Security pros have to deal with thousands of vulnerabilities a year, so how do they prioritise them? Michael Roytman, Chief Data Scientist at Kenna Security talks to CBR about applying machine learning to vulnerability management.
Why is vulnerability management such a big problem in the enterprise?
The average enterprise has over 60 thousand assets and more than 24 million
vulnerabilities, with dozens of new ones discovered each day. Manually analysing, correlating, and prioritising each vulnerability isn’t humanly possible – even for large security teams. Their time is limited, they’re under immense pressure from executive teams to fix vulnerabilities that are in the headlines (whether or not those vulnerabilities are likely to ever become credible threats), and there’s simply too much data coming in too fast for them to ever gain the upper hand. The Internet of Things (IoT) and big data solutions are adding even more to this data deluge, making what was already a losing proposition that much worse.
Yet despite all this vulnerability data, attackers only utilise 1% of all vulnerabilities. Without a powerful, intelligent model, powered by data science and machine learning, security and vulnerability teams are forced to ‘guess’ at which vulnerabilities they should patch first. Many will use the Common Vulnerability Scoring System (CVSS) to help them narrow the list, but CVSS is of relatively limited value primarily because it’s static in nature. In addition, it really only assesses the vulnerability itself, in isolation – it doesn’t consider other critical information such as the value of the asset, the current threat environment, active breaches, and what attackers are doing in real time. It’s only by gathering, correlating, and analysing all of this data together that security and vulnerability teams can truly understand their true risk, and prioritise what actions to take first to remediate that risk.
How do security teams typically prioritise vulnerabilities to remediate?
Many teams attempt to manually prioritise using CVSS scores and Excel spreadsheets – but this method simply can’t scale. As mentioned, the average enterprise has upwards of 24 million vulnerabilities, yet spreadsheets are limited to just over one million rows. As a result, organisations end up with dozens of spreadsheets to track all of their vulnerabilities, which rapidly becomes an unmanageable task for any human to accomplish.
Most mature security and vulnerability teams will also use multiple scanning solutions to continuously assess the assets throughout their environment.

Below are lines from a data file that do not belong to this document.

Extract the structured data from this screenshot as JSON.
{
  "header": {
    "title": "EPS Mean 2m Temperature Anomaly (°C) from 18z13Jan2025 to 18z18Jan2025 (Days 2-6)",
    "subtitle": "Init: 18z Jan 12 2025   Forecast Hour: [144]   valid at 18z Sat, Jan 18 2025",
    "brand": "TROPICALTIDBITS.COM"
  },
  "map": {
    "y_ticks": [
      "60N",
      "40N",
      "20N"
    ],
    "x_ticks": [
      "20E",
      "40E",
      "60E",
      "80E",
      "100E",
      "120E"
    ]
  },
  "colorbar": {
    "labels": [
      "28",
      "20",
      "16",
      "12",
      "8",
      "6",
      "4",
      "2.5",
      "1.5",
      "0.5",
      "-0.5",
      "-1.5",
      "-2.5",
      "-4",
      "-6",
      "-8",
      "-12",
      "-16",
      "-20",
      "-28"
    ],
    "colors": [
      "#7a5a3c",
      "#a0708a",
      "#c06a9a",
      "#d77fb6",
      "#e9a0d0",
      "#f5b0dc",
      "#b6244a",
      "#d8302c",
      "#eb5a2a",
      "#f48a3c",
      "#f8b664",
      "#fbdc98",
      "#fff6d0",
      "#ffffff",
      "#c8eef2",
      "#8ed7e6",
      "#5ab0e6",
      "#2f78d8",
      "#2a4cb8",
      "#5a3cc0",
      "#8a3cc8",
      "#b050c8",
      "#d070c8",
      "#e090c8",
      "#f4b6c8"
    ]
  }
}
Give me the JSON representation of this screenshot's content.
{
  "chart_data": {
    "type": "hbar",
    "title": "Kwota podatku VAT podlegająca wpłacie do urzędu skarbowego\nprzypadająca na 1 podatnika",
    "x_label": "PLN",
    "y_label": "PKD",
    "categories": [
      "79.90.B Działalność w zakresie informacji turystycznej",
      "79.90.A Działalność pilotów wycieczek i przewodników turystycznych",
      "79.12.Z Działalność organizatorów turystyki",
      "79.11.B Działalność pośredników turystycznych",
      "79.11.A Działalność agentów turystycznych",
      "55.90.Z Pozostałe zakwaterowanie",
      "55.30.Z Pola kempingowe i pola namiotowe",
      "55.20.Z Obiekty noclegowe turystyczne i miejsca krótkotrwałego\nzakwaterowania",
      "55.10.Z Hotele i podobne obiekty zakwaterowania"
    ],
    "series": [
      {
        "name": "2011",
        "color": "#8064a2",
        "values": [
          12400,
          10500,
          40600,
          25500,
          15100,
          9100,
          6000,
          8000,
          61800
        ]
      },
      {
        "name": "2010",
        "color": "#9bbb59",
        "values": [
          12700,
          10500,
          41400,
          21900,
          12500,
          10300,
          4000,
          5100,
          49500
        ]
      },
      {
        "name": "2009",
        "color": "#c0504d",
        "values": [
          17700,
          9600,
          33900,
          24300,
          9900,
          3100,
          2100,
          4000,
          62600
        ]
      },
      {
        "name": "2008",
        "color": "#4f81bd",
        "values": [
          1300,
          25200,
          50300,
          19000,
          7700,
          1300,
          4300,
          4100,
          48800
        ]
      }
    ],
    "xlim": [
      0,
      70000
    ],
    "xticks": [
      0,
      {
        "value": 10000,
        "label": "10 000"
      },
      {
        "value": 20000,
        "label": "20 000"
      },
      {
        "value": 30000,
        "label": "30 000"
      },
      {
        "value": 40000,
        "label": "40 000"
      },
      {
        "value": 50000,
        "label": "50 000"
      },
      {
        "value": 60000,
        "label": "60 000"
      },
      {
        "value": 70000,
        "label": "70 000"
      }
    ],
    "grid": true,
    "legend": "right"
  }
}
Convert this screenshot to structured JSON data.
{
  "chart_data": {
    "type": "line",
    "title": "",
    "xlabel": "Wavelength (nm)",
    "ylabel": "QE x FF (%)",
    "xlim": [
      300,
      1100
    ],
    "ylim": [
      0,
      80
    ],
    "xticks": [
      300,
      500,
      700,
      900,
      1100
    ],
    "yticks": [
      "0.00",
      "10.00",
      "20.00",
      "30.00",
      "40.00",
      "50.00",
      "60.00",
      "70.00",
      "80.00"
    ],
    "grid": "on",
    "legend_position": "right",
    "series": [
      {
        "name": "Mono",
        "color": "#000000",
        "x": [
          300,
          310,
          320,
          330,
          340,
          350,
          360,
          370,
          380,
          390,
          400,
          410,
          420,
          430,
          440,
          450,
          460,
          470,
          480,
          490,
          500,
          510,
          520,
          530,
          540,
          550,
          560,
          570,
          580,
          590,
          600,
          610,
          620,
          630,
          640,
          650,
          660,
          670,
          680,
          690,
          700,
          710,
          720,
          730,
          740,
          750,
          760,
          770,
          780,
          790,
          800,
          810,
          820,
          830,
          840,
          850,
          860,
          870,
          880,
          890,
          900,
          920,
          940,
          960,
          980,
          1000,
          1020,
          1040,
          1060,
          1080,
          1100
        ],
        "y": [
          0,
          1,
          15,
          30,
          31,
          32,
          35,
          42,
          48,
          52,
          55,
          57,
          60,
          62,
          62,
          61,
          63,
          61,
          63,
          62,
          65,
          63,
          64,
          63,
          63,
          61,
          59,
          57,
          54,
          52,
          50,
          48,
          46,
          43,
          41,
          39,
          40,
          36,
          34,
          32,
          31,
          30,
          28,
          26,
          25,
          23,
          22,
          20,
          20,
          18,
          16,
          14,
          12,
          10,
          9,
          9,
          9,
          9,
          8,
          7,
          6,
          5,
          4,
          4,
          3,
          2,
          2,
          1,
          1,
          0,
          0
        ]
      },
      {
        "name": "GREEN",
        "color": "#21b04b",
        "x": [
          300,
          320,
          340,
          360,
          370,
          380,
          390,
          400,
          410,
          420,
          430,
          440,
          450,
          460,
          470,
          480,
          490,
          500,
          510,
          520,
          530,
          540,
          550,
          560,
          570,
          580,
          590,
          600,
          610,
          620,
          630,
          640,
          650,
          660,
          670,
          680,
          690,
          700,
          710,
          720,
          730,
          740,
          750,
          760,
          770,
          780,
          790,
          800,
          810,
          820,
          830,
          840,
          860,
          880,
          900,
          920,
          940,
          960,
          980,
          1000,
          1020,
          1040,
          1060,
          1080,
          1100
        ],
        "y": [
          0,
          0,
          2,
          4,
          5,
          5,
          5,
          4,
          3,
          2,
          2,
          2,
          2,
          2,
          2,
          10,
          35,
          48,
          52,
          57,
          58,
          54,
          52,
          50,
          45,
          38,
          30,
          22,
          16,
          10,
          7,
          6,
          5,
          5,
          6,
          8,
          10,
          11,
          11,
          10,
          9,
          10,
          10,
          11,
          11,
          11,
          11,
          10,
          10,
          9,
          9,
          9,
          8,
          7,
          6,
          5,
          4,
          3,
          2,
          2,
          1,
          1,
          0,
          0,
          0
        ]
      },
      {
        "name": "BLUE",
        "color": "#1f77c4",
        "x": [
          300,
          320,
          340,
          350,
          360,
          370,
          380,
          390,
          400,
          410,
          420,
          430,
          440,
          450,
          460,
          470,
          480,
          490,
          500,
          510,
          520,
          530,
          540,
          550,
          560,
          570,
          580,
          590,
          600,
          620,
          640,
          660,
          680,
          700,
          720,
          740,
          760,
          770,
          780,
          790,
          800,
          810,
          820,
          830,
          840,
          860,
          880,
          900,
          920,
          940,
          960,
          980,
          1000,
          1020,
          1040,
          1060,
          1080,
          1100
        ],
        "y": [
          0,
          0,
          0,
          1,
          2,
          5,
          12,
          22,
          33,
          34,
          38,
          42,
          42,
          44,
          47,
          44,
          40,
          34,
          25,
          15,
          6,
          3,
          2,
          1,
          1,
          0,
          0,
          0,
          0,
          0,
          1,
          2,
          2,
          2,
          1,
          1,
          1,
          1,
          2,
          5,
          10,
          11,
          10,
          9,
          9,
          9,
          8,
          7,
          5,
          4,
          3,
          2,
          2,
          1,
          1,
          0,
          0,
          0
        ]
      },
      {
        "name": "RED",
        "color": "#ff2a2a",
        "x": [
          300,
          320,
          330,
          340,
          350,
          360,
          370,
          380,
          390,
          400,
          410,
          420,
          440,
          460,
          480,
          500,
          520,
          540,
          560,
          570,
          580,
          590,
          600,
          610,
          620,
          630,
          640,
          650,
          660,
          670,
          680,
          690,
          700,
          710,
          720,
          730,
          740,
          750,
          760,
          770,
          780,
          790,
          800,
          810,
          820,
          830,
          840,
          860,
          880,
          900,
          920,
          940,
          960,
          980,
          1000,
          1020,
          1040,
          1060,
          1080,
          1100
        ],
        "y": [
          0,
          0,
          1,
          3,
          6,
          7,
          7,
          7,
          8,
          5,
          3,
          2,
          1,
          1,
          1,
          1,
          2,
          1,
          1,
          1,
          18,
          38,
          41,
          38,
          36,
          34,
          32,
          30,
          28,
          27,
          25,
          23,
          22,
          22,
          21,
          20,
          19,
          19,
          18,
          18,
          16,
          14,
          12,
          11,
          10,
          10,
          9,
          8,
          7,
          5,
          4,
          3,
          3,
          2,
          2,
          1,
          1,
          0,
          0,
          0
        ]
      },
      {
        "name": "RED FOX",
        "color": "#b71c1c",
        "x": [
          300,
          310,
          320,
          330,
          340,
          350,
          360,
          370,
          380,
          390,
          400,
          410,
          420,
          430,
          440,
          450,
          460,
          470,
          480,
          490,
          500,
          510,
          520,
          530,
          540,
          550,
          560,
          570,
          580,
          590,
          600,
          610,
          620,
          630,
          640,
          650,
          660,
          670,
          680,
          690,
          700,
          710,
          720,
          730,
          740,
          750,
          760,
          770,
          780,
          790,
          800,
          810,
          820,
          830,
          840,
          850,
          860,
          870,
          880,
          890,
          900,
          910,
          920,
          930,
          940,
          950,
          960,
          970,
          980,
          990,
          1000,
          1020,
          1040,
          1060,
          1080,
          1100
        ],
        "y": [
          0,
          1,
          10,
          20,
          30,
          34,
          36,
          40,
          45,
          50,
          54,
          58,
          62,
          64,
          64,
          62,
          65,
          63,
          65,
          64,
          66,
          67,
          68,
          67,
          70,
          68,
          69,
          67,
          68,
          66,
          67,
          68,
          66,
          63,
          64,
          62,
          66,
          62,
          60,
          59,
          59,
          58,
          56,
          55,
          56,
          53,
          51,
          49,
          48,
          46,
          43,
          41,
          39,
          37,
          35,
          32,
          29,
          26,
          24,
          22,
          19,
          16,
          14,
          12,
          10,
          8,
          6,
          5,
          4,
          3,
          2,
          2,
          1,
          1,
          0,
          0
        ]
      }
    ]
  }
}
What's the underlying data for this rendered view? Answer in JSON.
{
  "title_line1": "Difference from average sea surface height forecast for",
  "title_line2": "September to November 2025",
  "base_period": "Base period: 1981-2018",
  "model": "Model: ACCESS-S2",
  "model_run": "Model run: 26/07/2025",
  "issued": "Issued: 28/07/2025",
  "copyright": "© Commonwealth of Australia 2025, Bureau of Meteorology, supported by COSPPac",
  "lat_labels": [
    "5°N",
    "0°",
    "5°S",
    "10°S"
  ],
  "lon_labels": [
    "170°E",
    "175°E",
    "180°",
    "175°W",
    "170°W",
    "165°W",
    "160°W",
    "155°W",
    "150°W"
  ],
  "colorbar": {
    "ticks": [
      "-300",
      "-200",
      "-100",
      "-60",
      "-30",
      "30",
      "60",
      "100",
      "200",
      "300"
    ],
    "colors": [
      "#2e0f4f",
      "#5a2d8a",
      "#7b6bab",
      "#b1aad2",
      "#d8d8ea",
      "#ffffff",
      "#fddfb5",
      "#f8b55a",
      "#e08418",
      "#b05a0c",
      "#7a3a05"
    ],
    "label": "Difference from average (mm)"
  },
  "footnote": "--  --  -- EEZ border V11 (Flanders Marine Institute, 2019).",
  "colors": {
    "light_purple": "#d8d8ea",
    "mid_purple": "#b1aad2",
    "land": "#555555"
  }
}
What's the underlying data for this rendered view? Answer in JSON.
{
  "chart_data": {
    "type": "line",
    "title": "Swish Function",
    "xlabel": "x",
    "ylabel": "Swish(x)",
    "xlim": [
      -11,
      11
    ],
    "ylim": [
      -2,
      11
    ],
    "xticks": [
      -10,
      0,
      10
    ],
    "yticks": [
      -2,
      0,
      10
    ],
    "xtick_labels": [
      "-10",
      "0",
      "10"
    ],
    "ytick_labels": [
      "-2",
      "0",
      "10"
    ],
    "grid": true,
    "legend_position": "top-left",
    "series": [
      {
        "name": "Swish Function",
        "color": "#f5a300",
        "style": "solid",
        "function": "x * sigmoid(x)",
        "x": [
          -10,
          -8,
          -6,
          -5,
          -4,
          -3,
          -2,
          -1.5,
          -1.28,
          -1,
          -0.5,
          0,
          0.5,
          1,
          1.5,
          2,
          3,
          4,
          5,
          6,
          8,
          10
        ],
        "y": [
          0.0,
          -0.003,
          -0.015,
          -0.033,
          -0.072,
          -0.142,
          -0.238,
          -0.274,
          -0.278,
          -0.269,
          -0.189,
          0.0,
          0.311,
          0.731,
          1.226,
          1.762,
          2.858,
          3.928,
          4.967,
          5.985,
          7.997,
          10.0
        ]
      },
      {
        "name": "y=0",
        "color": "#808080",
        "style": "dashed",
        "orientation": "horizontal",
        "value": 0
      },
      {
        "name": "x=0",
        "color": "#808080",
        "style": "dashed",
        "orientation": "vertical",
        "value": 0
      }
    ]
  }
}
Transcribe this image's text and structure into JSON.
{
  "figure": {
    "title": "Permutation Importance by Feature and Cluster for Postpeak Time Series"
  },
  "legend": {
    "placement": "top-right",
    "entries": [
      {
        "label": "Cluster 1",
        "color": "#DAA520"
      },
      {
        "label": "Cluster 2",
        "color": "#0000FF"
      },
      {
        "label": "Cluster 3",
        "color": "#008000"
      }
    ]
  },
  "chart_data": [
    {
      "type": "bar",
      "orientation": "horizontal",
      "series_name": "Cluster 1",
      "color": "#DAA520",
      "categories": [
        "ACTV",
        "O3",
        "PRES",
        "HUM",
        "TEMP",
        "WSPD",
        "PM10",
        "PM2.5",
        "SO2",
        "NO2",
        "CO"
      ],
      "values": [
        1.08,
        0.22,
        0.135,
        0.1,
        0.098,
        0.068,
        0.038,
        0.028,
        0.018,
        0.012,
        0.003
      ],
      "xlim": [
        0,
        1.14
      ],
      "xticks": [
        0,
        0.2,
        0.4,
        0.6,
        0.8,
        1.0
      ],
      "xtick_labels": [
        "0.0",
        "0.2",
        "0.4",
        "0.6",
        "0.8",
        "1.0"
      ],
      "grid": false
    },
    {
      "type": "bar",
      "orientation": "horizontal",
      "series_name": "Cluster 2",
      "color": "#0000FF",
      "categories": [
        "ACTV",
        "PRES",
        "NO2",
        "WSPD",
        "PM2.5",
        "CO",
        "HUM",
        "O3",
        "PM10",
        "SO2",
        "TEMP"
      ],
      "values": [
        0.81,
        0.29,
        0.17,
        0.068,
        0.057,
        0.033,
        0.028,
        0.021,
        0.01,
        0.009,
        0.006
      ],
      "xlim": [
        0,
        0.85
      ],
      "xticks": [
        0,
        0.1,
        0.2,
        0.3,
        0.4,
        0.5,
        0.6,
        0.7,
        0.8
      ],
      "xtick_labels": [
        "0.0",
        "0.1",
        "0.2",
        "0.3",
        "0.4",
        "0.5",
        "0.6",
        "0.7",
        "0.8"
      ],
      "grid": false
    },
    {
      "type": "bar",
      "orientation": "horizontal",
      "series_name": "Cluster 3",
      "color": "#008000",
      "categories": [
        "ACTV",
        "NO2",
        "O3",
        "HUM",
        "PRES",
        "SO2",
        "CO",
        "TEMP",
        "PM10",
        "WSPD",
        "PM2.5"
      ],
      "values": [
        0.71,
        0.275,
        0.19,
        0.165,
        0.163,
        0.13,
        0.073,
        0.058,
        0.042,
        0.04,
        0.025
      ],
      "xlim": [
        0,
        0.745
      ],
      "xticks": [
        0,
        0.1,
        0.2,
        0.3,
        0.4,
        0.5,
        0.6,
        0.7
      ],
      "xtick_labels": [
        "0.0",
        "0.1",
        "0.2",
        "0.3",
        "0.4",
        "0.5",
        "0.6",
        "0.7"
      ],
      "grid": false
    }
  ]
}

Whilst there’s no question of the value of having this data – and more is always better – the downside of having lots of scan data is that it’s just even more data you have to manually parse, thereby further exacerbating the problem.
You mentioned predicting which vulnerabilities are most likely to be weaponised – how do you do this?
We are applying machine learning, crunching lots of data, and correlating different data sets. We’ve been capturing vulnerability data to understand an organisation’s risk score for a number of years; our data warehouse already has over two billion historic and active vulnerability instances in it. We also have data on over nine billion successful exploits globally and are using more than 50 other data sources. We correlate all of this to understand hacker behaviour, and to distil the vulnerability ‘traits’ that are currently indicative of a future exploit being discovered and developed against. In other words, we determine how hackers currently choose to spend time developing an exploit for one vulnerability versus another. This assessment is then fed into a predictive model to accurately evaluate whether weaponization is likely, and thus whether it will pose a threat in the foreseeable future.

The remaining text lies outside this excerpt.